I’m not one to generalise, but let me do some generalising. My career in design has has been unplanned and random at best, and my life as a designer has been varied – there have been some common themes but the biggest shift was a couple of years ago when I joined Semantico, and the world of digital publishing.
Before Semantico I had a stint for a small agency that mostly made games with the purpose of selling stuff, and before that I had a longer stint at a strategic comms agency which made all sorts of different kinds of stuff with the purpose of selling stuff (Back then I was the creative lead for our publishing clients – Faber & Faber, Hachette Livre and Dorling Kindersley, one of the reasons I’m enjoying working with publishers again now). And before that I spent quite a few years freelancing at various advertising agencies large and small, making stuff with the purpose of selling stuff (Mother London and Mccann Erickson being two of note). So that’s knocking on 17 years designing to push product, shift units or somehow facilitate ‘engagement’ (because engagement somehow means stuff will sell).
‘Clickthroughs’ used to be the currency, soon followed by the zeitgeist of ‘likes’ and ‘shares’ – that was the ROI, the bottom line, how work was judged (I will avoid mentioning ‘awareness’ - unquantifiable but seemingly keeping the internet in banners).
So what’s changed? I still work for a paymaster, a business with clients to satisfy, clients that need to make a profit, have ‘brand values’ to communicate, who want a return of investment, and who need to sell product, shift units. But there is a difference.
In the main, the differences are in the product’s lifecycle, its longevity or life expectancy. Often (but not always) in the world of advertising the work is campaign work, and those campaigns can be short sharp affairs, designed to burn brightly but quickly, just like Rutger Hauer in Blade Runner. The emphasis is on the message, the comms, the impact.
Semantico make products that hang around for a while. They have to be robust. The product our users interact with isn’t just for a few three minute bursts but for hours and hours. They are not used for entertainment, distraction or sociality, but for work, for research and study.
And our clients don’t just sell stuff, they also have to do a ton of other stuff really well too. They need to add value around their content, find new relevant ways to get their content to new audiences. A student or researcher will use this product for years. A single purchase by one institution will serve a multitude of people. Not everyone has a bought the product they are using, or even directly paid for it.

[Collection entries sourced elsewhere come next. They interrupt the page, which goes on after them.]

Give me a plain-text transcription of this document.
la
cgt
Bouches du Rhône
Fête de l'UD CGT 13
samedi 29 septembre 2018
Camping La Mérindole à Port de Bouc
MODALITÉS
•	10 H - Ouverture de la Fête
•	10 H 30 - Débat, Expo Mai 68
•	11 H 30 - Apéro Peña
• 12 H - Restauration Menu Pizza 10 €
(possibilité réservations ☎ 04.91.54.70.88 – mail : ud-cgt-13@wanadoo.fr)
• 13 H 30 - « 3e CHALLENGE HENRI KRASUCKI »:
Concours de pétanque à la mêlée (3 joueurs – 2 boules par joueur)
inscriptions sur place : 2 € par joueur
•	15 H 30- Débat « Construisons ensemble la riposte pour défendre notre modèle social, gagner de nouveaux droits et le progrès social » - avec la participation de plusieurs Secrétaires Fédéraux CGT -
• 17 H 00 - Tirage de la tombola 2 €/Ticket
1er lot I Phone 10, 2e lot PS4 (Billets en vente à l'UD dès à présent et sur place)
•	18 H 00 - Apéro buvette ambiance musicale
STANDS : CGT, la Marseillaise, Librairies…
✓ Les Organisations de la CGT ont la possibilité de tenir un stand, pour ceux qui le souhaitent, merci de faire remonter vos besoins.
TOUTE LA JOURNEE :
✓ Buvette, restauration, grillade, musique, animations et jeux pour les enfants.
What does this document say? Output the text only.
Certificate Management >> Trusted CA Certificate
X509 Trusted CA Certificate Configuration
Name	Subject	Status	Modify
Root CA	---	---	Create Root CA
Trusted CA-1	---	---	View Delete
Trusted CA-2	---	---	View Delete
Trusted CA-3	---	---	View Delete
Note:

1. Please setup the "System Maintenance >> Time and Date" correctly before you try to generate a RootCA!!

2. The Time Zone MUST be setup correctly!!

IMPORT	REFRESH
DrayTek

In the world of advertising, knowing your demographic, your target audience is a huge part of the creative process. You need to speak the same language as your audience, communicate in the same way, resonate. Be their friend, part of the same pack, the same tribe.
Within publishing, understanding your audience is just as important, but there is a change of emphasis. I am now designing tools, and designing a service, for different wants and needs.
At Semantico we very user centric. Our whole design methodology and philosophy is based on user insight. So my design life has come a little circular in fashion – The agency where I learnt most of my game was, for the time, particularly user-centric. When I joined them in the early noughties it was standard process to produce wireframes and user journeys and use these as tools for insight and production. We actually had an information architect and producers who ‘got’ UX. And as I was reminded by my old strategy director the last time we hooked up in London, we often profiled archetypical users, and created stories and narratives around those archetypes – activity all designed to get under our audiences skin and help us deliver effective solutions for our clients. We wanted to understand our users so we could offer them the aspirational experiences our clients expected us to deliver.
Now I have the need to understand our users so we can design a better service, better tools. User research is now a task absorbed inot all our design activity and all our design choices are informed by real users and the user insight we gain from research.
I can’t say I miss working on stuff that just disappears into the internet abyss once a short term goal is reached (or not), but what I find most rewarding is that I am designing useful stuff – stuff to help people educate themselves, learn about new stuff and answer problems. And in the case of the online clinical procedures tool we launched last year, stuff that might help save lives too.